Comment le droit peut-il intégrer la durabilité dans le cycle de vie de l’intelligence artificielle, de la conception à l’usage ? Il s’agira d’analyser d’abord les effets ambivalents de l’IA sur l’environnement (I), avant de montrer que le droit commence à poser les bases d’un encadrement normatif en faveur d’une IA responsable (II).

I. Une technologie aux effets ambivalents sur l'environnement

A- L'empreinte écologique des systèmes d'intelligence artificielle

L'entraînement des modèles d’IA, nécessite des centres de données hyperpuissants, souvent alimentés par des énergies fossiles. Selon une étude de Strubell et al. (2019), l’entraînement d’un seul modèle de langage de grande taille peut produire autant de CO2 qu’un aller-retour transatlantique pour 300 passagers. De plus, la demande croissante de serveurs GPU intensifie la pression sur les ressources minières rares (lithium, cobalt), accentuant les enjeux géopolitiques liés à l'extraction. Malgré quelques initiatives de mesure, la transparence sur les données environnementales des grands groupes reste limitée, faute d’obligations légales claires.

B- Des applications au service de la transition écologique

Paradoxalement, l’IA peut contribuer à l’optimisation des ressources. Elle est utilisée dans les réseaux de distribution d’énergie pour lisser la consommation, dans l’agriculture pour modéliser les conditions climatiques, ou encore pour prédire la production d’énergies renouvelables. Le programme Copernicus de l’Union européenne, par exemple, repose en partie sur des technologies IA pour surveiller les écosystèmes. Ces bénéfices, cependant, ne doivent pas occulter la nécessité de contrôler la balance coûts-bénéfices à l’échelle environnementale.
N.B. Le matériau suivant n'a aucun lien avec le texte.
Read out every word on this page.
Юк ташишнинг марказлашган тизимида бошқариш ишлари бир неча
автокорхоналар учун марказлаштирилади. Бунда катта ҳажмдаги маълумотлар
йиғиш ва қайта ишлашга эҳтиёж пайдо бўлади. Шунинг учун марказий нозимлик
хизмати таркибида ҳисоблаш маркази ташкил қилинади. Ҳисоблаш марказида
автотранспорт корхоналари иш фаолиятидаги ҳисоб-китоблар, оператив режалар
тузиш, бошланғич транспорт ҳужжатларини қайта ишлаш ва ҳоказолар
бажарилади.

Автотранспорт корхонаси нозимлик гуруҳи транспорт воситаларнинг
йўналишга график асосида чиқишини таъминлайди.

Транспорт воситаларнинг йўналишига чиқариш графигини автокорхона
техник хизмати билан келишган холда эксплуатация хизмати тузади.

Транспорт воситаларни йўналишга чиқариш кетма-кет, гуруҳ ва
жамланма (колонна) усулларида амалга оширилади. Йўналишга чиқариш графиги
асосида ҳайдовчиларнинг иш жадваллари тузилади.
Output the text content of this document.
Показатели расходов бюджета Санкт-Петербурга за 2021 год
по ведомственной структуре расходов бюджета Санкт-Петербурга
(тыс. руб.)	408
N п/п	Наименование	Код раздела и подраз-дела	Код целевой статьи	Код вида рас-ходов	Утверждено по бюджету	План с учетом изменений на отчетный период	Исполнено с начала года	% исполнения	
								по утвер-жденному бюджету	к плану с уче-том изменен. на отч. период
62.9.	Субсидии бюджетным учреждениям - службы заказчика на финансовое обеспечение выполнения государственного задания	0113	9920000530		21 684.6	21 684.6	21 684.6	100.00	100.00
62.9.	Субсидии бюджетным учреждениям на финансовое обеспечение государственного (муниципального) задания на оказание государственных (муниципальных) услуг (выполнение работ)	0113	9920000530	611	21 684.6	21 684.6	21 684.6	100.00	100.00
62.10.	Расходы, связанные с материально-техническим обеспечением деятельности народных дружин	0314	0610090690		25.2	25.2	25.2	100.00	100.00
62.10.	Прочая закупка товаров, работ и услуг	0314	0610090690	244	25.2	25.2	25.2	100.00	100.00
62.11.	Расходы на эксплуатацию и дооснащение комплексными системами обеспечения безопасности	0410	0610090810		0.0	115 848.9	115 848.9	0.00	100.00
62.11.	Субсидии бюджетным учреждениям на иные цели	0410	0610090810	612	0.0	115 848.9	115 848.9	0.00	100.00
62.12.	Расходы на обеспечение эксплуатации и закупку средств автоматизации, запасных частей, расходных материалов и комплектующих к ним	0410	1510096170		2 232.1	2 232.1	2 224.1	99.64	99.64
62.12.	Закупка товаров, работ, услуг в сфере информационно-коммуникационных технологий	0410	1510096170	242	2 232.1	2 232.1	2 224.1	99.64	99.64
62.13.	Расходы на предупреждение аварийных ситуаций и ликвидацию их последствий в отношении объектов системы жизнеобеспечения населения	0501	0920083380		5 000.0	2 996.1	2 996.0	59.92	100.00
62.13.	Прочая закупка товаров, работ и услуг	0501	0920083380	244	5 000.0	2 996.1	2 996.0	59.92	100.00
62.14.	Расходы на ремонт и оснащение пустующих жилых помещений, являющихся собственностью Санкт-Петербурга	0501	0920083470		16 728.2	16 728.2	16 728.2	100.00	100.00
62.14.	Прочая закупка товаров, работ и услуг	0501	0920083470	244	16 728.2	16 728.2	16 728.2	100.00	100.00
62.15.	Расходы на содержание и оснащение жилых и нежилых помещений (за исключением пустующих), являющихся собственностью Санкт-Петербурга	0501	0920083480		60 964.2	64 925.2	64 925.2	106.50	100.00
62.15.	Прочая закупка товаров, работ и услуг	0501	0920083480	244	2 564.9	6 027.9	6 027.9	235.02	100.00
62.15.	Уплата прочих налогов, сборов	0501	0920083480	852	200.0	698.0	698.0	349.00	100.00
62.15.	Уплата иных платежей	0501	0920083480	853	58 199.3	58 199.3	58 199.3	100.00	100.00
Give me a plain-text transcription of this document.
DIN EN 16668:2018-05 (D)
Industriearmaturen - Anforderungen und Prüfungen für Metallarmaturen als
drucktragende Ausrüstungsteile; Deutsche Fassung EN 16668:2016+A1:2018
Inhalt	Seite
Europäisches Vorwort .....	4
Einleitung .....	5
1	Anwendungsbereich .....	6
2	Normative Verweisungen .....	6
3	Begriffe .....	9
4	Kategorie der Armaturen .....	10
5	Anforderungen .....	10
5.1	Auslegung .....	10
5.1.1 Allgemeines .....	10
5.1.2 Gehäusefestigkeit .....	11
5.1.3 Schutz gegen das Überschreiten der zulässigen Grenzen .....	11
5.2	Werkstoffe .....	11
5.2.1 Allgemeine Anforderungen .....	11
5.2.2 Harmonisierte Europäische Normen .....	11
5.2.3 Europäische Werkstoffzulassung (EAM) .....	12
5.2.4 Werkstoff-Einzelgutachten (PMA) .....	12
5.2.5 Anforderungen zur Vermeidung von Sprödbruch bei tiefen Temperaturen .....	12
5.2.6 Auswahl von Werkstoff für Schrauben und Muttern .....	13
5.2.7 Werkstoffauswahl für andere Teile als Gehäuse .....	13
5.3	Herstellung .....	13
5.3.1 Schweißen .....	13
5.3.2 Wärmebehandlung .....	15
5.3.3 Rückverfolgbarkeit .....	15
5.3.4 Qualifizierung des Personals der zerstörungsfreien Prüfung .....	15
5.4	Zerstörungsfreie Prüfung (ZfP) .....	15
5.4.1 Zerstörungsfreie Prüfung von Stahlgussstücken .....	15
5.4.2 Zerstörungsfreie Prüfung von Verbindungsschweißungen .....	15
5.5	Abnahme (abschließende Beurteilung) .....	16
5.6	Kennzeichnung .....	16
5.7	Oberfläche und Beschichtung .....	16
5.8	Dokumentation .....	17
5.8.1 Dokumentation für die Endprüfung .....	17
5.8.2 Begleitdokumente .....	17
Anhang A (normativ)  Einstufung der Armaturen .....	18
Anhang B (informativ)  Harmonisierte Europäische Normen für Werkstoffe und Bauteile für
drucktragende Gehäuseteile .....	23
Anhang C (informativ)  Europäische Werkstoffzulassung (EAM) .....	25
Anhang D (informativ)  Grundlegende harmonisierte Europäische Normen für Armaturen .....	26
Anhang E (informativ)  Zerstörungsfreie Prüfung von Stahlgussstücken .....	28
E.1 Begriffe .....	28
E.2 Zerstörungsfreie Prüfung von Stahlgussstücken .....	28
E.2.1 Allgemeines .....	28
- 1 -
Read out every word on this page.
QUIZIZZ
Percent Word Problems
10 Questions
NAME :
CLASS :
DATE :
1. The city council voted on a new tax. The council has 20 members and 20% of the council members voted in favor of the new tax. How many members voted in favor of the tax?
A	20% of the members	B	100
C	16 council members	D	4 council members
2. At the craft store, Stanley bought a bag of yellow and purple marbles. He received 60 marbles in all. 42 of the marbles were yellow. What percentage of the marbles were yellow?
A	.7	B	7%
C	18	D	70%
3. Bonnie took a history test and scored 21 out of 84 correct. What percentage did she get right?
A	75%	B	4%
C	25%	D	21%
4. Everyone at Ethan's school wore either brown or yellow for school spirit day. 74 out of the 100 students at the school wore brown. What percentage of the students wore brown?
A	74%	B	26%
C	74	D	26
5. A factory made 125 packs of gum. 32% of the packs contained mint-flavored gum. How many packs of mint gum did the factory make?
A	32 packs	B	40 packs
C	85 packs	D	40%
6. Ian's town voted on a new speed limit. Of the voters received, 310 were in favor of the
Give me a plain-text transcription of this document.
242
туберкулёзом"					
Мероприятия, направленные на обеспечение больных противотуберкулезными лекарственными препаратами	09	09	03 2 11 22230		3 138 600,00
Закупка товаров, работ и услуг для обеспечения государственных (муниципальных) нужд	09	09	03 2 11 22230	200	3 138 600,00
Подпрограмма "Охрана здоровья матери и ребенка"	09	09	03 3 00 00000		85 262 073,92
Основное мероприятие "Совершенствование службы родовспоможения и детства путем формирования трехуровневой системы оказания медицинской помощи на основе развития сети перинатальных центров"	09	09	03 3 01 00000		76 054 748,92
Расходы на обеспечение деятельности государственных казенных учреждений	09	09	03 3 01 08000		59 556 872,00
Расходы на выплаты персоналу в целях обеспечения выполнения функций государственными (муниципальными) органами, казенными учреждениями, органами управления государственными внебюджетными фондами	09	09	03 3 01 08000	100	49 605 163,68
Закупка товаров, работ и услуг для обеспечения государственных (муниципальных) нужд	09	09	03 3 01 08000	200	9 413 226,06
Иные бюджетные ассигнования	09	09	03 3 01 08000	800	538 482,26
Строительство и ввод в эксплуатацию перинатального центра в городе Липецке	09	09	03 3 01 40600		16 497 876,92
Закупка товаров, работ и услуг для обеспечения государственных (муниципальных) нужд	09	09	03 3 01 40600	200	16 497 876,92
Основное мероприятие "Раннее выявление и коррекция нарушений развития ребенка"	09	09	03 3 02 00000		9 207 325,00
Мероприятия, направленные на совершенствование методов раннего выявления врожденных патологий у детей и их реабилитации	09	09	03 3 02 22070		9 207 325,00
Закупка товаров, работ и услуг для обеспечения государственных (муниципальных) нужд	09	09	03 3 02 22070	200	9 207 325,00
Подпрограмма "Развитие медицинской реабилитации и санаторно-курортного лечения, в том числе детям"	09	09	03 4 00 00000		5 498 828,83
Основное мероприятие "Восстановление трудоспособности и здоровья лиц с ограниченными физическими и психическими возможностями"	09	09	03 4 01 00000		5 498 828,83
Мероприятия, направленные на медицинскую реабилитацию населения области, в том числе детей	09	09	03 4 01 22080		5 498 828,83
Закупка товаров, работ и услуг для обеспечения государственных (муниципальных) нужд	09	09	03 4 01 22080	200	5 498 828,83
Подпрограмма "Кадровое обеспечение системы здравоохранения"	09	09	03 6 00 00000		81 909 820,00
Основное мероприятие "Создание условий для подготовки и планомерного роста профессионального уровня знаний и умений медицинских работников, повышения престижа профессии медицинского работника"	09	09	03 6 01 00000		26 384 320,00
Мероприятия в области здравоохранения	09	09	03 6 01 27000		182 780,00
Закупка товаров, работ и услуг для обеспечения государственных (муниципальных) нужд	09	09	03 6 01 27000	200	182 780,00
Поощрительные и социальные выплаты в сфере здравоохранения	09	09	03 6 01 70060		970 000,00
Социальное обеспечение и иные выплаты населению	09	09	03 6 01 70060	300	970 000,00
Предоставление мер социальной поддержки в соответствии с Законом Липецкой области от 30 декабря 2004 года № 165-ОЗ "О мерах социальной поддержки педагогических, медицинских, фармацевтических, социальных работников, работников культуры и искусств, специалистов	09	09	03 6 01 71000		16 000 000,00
II. Vers un encadrement juridique de l'impact environnemental de l'IA

A- Une réglementation en construction à l’échelle européenne et internationale

La proposition de règlement européen sur l’intelligence artificielle (AI Act) adoptée en mai 2024 vise essentiellement les risques sociaux (discrimination, surveillance), mais elle ne contient à ce jour aucune disposition contraignante sur les impacts environnementaux. Pourtant, cette lacune va à l’encontre du Pacte vert pour l’Europe (Green Deal), qui ambitionne la neutralité carbone de l’UE d’ici 2050. Le droit international de l’environnement, via les principes de prévention et de précaution, pourrait servir de fondement à une régulation plus ambitieuse. Une coopération entre institutions environnementales et autorités de régulation du numérique devient ainsi nécessaire pour bâtir une gouvernance environnementale des technologies émergentes.

B- L’émergence du concept de « technologie responsable » dans le droit

Certains instruments nationaux peuvent préfigurer un encadrement plus strict. En France, la loi sur le devoir de vigilance (2017) impose aux grandes entreprises de prévenir les risques environnementaux dans leur chaîne de valeur. Les opérateurs d’IA pourraient être soumis à des obligations similaires. Par ailleurs, la régulation extra-financière (notamment la directive CSRD) pousse à inclure les externalités environnementales des technologies dans les bilans de durabilité. À terme, la combinaison de labels de durabilité, de transparence sur les coûts énergétiques et de contraintes réglementaires spécifiques pourrait conduire à l’émergence d’un droit de la « sobriété numérique ».
L’intelligence artificielle, bien qu’outil de progrès, ne peut se déployer au détriment des objectifs environnementaux. Le rôle du juriste est de structurer un encadrement équilibré, qui assure la compatibilité entre performance algorithmique et soutenabilité. Ce défi appelle une approche transversale du droit, mobilisant à la fois le droit de l’environnement, le droit économique et le droit de la responsabilité.

Sources :

- Strubell, E., Ganesh, A., & McCallum, A. (2019). Energy and Policy Considerations for Deep Learning in NLP. ACL.
- Proposition de règlement sur l’intelligence artificielle (AI Act), version 2024
- Charte de l’environnement (France), 2004
- Pacte vert pour l’Europe (Green Deal), 2019
- Loi n°2017-399 du 27 mars 2017 relative au devoir de vigilance
- Directive CSRD (2022/2464)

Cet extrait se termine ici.